The apprenticeship system and the high-profile competitions gave Dürrenmatt a chance to show what he could do to as wide an audience as possible. “It’s a really great opportunity to meet people and form a network.”

“It’s very helpful for any job. At the competitions you learn a lot about techniques…and preparation…how to work in everyday stressful situations…regardless of which job you have.”

A system overhaul

Apprenticeships need to stay in step with the developments of the working world however.

When the vocational training law was revised ten years ago, the aim was to make the numerous different apprenticeships comparable.

“The most important change after the new law, was that [it] allowed us to reform the system much quicker than we did previously,” Wolter told swissinfo.ch

Bringing job skillsets into line with modern practices used to take up to ten years according to Wolter.  “We have around 230 different occupations that can be learnt and now they can be reformed and adapted to the different challenges and developments in the occupation – within three to five years.”
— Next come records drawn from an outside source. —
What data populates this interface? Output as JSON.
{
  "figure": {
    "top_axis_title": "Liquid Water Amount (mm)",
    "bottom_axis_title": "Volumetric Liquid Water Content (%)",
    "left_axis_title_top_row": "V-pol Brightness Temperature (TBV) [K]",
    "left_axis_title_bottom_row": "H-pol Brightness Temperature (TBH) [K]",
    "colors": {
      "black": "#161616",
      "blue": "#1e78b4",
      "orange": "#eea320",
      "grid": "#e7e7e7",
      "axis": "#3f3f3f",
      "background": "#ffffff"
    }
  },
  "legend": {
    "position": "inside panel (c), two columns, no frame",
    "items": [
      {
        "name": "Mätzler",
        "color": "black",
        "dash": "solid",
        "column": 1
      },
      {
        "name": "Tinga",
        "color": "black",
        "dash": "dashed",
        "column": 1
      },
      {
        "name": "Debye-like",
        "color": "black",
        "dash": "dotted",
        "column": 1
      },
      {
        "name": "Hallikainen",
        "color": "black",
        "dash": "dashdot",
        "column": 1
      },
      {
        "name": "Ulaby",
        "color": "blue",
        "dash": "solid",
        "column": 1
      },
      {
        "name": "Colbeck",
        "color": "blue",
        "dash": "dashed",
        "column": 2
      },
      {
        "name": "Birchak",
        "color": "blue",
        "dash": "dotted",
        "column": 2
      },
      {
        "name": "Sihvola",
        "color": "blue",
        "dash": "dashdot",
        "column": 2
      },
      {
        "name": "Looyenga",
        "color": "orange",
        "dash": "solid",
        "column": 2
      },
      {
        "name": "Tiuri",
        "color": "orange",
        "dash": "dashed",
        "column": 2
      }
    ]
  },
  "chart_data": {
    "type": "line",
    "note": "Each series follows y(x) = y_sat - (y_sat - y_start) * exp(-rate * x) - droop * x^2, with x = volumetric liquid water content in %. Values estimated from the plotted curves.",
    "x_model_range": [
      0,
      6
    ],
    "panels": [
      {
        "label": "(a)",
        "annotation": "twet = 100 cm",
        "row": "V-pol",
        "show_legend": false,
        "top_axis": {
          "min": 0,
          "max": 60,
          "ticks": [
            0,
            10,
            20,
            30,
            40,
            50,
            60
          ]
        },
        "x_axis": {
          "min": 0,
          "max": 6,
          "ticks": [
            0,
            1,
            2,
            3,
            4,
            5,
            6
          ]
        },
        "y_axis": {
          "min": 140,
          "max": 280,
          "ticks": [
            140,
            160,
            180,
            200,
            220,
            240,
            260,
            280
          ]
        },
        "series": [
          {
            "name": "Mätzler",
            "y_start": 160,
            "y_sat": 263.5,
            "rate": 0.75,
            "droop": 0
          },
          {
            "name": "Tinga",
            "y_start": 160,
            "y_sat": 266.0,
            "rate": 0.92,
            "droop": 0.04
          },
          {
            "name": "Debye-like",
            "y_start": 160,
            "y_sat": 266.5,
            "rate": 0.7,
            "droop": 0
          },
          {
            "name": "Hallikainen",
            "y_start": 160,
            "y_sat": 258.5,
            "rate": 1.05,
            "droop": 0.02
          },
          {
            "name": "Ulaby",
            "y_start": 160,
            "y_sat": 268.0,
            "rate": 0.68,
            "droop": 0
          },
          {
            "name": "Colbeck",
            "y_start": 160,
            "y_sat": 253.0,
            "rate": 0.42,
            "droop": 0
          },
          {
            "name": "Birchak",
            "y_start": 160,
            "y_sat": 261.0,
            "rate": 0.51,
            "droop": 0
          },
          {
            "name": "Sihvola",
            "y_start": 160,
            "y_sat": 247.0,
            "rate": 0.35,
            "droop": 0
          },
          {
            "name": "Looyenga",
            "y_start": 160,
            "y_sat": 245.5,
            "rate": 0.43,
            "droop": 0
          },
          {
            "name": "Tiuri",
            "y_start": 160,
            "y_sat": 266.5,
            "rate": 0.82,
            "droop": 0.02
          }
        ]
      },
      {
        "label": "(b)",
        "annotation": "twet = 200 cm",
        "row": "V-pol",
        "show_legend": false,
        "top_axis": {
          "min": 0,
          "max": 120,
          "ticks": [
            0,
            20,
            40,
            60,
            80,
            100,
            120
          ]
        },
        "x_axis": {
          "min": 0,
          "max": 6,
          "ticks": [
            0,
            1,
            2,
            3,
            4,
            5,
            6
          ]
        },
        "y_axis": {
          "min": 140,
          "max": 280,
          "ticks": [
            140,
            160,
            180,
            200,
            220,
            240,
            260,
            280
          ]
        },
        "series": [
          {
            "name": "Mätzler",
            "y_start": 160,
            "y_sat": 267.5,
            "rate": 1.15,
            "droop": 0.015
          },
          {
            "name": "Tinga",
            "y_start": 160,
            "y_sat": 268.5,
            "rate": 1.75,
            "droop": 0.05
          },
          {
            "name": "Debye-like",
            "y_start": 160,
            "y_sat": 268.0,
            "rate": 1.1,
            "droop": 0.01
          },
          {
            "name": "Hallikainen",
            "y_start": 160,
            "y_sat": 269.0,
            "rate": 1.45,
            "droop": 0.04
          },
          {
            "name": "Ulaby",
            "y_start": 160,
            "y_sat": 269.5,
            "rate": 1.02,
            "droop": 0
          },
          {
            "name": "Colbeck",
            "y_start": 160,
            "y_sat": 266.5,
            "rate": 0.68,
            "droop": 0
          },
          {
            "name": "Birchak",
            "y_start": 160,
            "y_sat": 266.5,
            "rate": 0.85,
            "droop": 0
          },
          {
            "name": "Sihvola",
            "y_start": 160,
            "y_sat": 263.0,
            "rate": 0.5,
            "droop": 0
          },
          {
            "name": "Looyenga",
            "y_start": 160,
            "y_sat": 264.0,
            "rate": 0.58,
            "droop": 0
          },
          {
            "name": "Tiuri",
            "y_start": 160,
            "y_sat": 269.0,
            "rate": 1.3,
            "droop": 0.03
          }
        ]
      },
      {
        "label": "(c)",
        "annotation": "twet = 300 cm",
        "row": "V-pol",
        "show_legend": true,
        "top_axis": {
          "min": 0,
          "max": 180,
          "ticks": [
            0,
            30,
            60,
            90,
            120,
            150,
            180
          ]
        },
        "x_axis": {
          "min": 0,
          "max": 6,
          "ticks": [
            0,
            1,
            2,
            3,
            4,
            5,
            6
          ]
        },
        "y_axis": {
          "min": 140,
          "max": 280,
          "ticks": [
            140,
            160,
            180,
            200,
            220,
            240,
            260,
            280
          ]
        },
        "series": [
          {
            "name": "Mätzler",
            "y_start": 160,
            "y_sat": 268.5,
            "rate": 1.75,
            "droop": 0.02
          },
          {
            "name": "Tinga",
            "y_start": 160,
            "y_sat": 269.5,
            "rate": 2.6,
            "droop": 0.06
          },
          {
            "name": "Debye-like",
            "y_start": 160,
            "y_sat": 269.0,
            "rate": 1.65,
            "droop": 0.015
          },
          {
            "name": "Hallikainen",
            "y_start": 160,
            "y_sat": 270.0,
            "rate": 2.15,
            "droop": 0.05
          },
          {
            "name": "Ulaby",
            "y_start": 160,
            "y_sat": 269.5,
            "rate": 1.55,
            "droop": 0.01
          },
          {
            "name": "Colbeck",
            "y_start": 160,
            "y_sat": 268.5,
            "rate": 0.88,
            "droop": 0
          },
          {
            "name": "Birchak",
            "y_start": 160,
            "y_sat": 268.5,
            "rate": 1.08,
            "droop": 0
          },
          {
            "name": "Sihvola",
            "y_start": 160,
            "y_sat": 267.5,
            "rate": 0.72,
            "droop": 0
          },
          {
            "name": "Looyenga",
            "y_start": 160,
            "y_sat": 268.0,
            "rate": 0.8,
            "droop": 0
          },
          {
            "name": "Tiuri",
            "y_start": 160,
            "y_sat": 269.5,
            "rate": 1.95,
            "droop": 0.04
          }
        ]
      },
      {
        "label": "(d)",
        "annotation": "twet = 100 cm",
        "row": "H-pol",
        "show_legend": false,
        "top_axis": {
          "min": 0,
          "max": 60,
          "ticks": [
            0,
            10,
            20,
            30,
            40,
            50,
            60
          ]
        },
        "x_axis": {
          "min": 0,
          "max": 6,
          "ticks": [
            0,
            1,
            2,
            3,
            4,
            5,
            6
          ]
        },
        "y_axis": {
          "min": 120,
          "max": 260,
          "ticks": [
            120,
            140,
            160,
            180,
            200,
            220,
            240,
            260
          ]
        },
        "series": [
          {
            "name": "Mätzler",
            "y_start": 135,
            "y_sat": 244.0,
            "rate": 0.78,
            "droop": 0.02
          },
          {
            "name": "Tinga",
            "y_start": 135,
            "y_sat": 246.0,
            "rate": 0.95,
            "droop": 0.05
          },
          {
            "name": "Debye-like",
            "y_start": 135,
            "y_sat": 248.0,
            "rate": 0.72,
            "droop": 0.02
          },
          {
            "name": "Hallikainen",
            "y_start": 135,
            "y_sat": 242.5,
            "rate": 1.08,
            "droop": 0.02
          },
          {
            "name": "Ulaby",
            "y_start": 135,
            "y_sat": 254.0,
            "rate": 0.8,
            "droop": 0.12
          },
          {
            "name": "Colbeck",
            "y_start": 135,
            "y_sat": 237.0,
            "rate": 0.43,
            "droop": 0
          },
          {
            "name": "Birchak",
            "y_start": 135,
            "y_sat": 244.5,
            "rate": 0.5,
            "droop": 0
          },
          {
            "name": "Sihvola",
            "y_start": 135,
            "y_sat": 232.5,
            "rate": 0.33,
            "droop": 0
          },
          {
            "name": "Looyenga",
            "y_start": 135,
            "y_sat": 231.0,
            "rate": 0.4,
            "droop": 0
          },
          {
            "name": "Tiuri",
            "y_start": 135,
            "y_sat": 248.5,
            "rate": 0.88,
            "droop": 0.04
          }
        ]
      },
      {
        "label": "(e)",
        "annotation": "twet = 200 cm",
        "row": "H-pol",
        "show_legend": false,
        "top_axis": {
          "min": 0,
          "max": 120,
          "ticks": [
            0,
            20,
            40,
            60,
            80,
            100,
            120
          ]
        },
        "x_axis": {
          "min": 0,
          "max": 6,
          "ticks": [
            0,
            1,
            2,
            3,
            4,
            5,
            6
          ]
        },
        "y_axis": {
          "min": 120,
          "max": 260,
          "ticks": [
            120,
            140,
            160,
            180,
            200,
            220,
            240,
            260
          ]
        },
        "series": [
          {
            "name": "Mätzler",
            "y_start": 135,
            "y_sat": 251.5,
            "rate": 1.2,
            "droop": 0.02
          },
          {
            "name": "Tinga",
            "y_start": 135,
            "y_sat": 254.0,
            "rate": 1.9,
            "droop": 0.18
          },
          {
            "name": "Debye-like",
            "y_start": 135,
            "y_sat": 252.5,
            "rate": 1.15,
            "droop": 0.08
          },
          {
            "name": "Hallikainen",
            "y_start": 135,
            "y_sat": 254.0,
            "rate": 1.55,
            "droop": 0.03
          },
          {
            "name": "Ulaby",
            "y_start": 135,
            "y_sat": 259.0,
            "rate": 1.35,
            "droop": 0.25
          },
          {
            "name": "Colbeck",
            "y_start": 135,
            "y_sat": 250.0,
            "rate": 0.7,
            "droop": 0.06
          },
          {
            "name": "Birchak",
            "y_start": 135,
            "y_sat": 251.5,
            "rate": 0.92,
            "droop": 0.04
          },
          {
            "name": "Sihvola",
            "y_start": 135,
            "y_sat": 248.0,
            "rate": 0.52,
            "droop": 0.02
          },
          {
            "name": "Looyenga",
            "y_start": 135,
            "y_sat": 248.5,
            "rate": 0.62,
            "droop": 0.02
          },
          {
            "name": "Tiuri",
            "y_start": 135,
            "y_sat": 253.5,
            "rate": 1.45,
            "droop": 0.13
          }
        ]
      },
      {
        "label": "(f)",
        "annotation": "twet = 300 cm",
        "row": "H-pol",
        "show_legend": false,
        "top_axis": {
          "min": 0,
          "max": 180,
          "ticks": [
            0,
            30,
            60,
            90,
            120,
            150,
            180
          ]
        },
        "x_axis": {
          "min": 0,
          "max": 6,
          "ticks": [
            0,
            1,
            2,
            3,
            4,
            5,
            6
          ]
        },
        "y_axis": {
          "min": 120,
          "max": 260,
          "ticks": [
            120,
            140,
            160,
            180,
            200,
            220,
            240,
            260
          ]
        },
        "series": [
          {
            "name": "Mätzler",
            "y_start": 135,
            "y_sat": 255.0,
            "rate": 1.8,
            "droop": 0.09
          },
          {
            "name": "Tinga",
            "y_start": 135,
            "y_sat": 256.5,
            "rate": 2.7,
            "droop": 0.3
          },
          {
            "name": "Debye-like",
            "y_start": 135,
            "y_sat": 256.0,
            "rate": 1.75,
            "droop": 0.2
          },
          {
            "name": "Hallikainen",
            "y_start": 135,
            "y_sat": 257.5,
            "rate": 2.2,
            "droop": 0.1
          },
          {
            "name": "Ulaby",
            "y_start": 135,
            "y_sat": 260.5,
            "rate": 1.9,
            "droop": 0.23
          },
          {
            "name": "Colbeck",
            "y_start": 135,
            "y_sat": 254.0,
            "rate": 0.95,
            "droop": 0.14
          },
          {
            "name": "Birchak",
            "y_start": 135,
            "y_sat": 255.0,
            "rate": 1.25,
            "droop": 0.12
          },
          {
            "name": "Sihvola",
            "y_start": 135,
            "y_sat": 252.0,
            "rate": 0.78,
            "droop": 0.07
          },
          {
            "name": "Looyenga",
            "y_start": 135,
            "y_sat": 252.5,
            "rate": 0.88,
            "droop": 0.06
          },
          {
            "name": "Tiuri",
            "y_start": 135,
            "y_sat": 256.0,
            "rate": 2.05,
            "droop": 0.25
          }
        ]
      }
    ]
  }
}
Although the number of young people opting for on-the-job training has stayed quite stable over recent years, the challenge of making sure teenagers continue to be interested in vocational training is something education professionals and employers are already thinking about. 

Around 5,000 apprenticeship posts go unfilled every year according to Vogt, which he says will be “a problem in the long run”.
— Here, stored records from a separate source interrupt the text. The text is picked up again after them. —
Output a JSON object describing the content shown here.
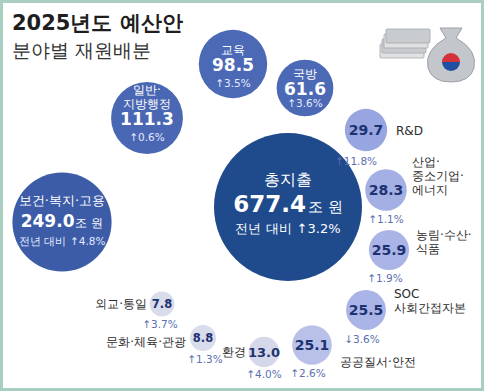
{
  "chart_data": {
    "type": "bubble",
    "title": "2025년도 예산안",
    "subtitle": "분야별 재원배분",
    "unit": "조 원",
    "change_prefix": "전년 대비",
    "data_labels": true,
    "total": {
      "label": "총지출",
      "value": 677.4,
      "change": 3.2,
      "change_label": "↑3.2%",
      "color": "#1f4a8c"
    },
    "categories": [
      "보건·복지·고용",
      "일반·\n지방행정",
      "교육",
      "국방",
      "R&D",
      "산업·\n중소기업·\n에너지",
      "농림·수산·\n식품",
      "SOC\n사회간접자본",
      "공공질서·안전",
      "환경",
      "문화·체육·관광",
      "외교·통일"
    ],
    "values": [
      249.0,
      111.3,
      98.5,
      61.6,
      29.7,
      28.3,
      25.9,
      25.5,
      25.1,
      13.0,
      8.8,
      7.8
    ],
    "value_labels": [
      "249.0",
      "111.3",
      "98.5",
      "61.6",
      "29.7",
      "28.3",
      "25.9",
      "25.5",
      "25.1",
      "13.0",
      "8.8",
      "7.8"
    ],
    "changes": [
      4.8,
      0.6,
      3.5,
      3.6,
      11.8,
      1.1,
      1.9,
      -3.6,
      2.6,
      4.0,
      1.3,
      3.7
    ],
    "change_labels": [
      "↑4.8%",
      "↑0.6%",
      "↑3.5%",
      "↑3.6%",
      "↑11.8%",
      "↑1.1%",
      "↑1.9%",
      "↓3.6%",
      "↑2.6%",
      "↑4.0%",
      "↑1.3%",
      "↑3.7%"
    ],
    "colors": [
      "#3d5ca8",
      "#4a67b3",
      "#4c69b6",
      "#4c69b6",
      "#97a5e0",
      "#a4afe4",
      "#aab4e6",
      "#aab4e6",
      "#b9c1e9",
      "#d5d8e9",
      "#d9dcea",
      "#d9dcea"
    ]
  }
}
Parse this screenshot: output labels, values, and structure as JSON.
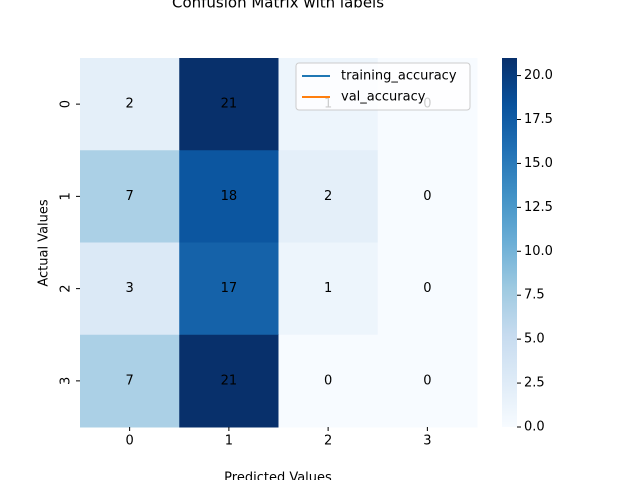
{
  "chart_data": {
    "type": "heatmap",
    "title": "Confusion Matrix with labels",
    "x_label": "Predicted Values",
    "y_label": "Actual Values",
    "x_categories": [
      "0",
      "1",
      "2",
      "3"
    ],
    "y_categories": [
      "0",
      "1",
      "2",
      "3"
    ],
    "values": [
      [
        2,
        21,
        1,
        0
      ],
      [
        7,
        18,
        2,
        0
      ],
      [
        3,
        17,
        1,
        0
      ],
      [
        7,
        21,
        0,
        0
      ]
    ],
    "colormap": "Blues",
    "clim": [
      0,
      21
    ],
    "cticks": [
      {
        "value": 0,
        "label": "0.0"
      },
      {
        "value": 2.5,
        "label": "2.5"
      },
      {
        "value": 5,
        "label": "5.0"
      },
      {
        "value": 7.5,
        "label": "7.5"
      },
      {
        "value": 10,
        "label": "10.0"
      },
      {
        "value": 12.5,
        "label": "12.5"
      },
      {
        "value": 15,
        "label": "15.0"
      },
      {
        "value": 17.5,
        "label": "17.5"
      },
      {
        "value": 20,
        "label": "20.0"
      }
    ],
    "legend": {
      "position": "upper right",
      "entries": [
        {
          "name": "training_accuracy",
          "color": "#1f77b4"
        },
        {
          "name": "val_accuracy",
          "color": "#ff7f0e"
        }
      ]
    }
  }
}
“We have a trend in this country that more people try to get into academia, which I think is a problem, because ultimately children don’t get smarter. What’s going to happen is that the level is just going to be lowered – this is not good for the academics and this not good for the professional education system,” Vogt told swissinfo.ch

Making the Swiss system an international point of reference, a set-up that other countries and nationalities emulate, is key for many vocational education specialists in Switzerland, including Wolter.

“30-40% of the top CEOs [in Switzerland] are foreigners, so they have to be convinced that this is a good model.”

The Vocational Training Law

Switzerland’s vocational training law was revised in 2004. It set out that responsibility for vocational and professional education and training was to be shared across a federal and cantonal level and with professional organisations. Who would fund which parts of the system was clearly defined, and new courses were introduced.

According to the Swiss Statistical Office, over 65,000 students completed a vocational education and training programme in 2013, splitting their time between learning about the job in the classroom and gaining hands-on experience within a company.